Gérer la connaissance
L’un des biens les plus précieux de toute entreprise prospère est le captage de son savoir-faire ainsi que de la propriété intellectuelle développée par ses salariés. Cette connaissance s’exprime dans les produits et les procédés de production. La capitalisation sur ces connaissances conduit à l’innovation, à une conception améliorée, à l’optimisation des procédés et à une capacité de production accrue. La connaissance se construit au travers du cycle de vie des produits et son accumulation peut être un des bénéfices les plus précieux de l’intégration PLM de bout en bout.
Les données liées à la production et au produit est dans les deux cas, deviennent plus diverses, nombreuses et coûteuses à gérer. Les informations liés au cycle de vie du produit, en partant de la conception et en passant par le développement et jusqu’à la fabrication, sont également très complexes. Il inclut des liens entre l’assemblage, le test, la fabrication, et le produit fini. Le PLM gère cette information au travers de modèles de données souples, capables de supporter la complexité établie entre procédés, projets et conception produit. Le PLM facilite également l’accès au savoir-faire au travers du cycle de vie produit, afin d’aider les fabricants à mieux concevoir et à mieux produire, plus de produits innovants, toujours plus vite et à moindre coût.
Les relations s’améliorent
Aujourd’hui, les entreprises se doivent d’être compétitives sur un marché global difficile. Aucun fabricant ne peut se permettre des compromis ni sur l’efficacité d’exécution ni sur l’innovation produit. Ces deux domaines sont essentiels. Les fabricants ont fait des investissements significatifs à la fois en terme d’ERP et de PLM. Ils veulent à juste titre, par effet de levier, profiter des bénéfices relatifs aux deux solutions.

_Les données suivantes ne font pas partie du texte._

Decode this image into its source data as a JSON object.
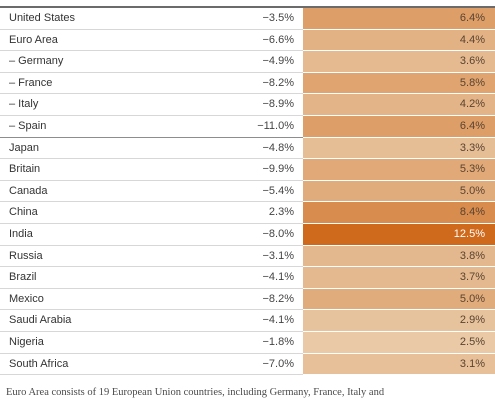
{
  "chart_data": {
    "type": "table",
    "columns": [],
    "rows": [
      {
        "name": "United States",
        "g2020": "−3.5%",
        "g2021": "6.4%",
        "value": 6.4
      },
      {
        "name": "Euro Area",
        "g2020": "−6.6%",
        "g2021": "4.4%",
        "value": 4.4
      },
      {
        "name": "– Germany",
        "g2020": "−4.9%",
        "g2021": "3.6%",
        "value": 3.6
      },
      {
        "name": "– France",
        "g2020": "−8.2%",
        "g2021": "5.8%",
        "value": 5.8
      },
      {
        "name": "– Italy",
        "g2020": "−8.9%",
        "g2021": "4.2%",
        "value": 4.2
      },
      {
        "name": "– Spain",
        "g2020": "−11.0%",
        "g2021": "6.4%",
        "value": 6.4
      },
      {
        "name": "Japan",
        "g2020": "−4.8%",
        "g2021": "3.3%",
        "value": 3.3
      },
      {
        "name": "Britain",
        "g2020": "−9.9%",
        "g2021": "5.3%",
        "value": 5.3
      },
      {
        "name": "Canada",
        "g2020": "−5.4%",
        "g2021": "5.0%",
        "value": 5.0
      },
      {
        "name": "China",
        "g2020": "2.3%",
        "g2021": "8.4%",
        "value": 8.4
      },
      {
        "name": "India",
        "g2020": "−8.0%",
        "g2021": "12.5%",
        "value": 12.5
      },
      {
        "name": "Russia",
        "g2020": "−3.1%",
        "g2021": "3.8%",
        "value": 3.8
      },
      {
        "name": "Brazil",
        "g2020": "−4.1%",
        "g2021": "3.7%",
        "value": 3.7
      },
      {
        "name": "Mexico",
        "g2020": "−8.2%",
        "g2021": "5.0%",
        "value": 5.0
      },
      {
        "name": "Saudi Arabia",
        "g2020": "−4.1%",
        "g2021": "2.9%",
        "value": 2.9
      },
      {
        "name": "Nigeria",
        "g2020": "−1.8%",
        "g2021": "2.5%",
        "value": 2.5
      },
      {
        "name": "South Africa",
        "g2020": "−7.0%",
        "g2021": "3.1%",
        "value": 3.1
      }
    ],
    "group_ends": [
      5,
      17
    ],
    "color_scale": {
      "min": 2.5,
      "max": 12.5,
      "low_color": "#e9c9a6",
      "high_color": "#cf6a1c",
      "light_text": "#5a4330",
      "dark_text": "#ffffff"
    },
    "note": "Euro Area consists of 19 European Union countries, including Germany, France, Italy and"
  }
}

L’ERP n’est pas plus une extension du PLM que l’inverse. La façon dont un fabricant défini la structure de gestion des données et l’architecture de l’entreprise doit être déterminée par le fait que l’entreprise soit plutôt orientée " conception " ou plutôt orientée " fabrication ". Les solutions d’ERP disposent d’une base de données centrale et d’un système d’acquisition permettant de gérer tous les processus des entreprises orientées " production " utilisant des fonctions PLM et la nomenclature d’ingénierie en guise de support. Inversement, la plupart des entreprises orientées " conception " tirent bénéfice d’un système PLM/PDM, comme unique source pour toutes les données relatives au produit, à la production et aux ressources. Ces même entreprises disposent de leur ERP en relation avec l’ingénierie synchronisée (engineering BOM), afin de gérer les mécanismes qui ne sont pris en compte par le PLM.
Sur la base d’une gamme de solutions éprouvées, proposées à la fois par les éditeurs de PLM et d’ERP, les fabricants ont aujourd’hui le choix dans la façon de définir et d’implémenter leurs structures d’entreprise. Les décisions dépendent de la stratégie d’entreprise, de son cœur de compétence, et des propres pratiques d’ingénierie et de fabrication.
(1) BOM integration : ingénierie synchronisée permettant d’éliminer les erreurs et de réduire la maintenance et les coûts. Elle intègre des aspects d’approvisionnement et de coût (ERP), mais est étroitement lié à la conception (PLM), d’où le potentiel d’intégrer les deux dans un environnement combiné.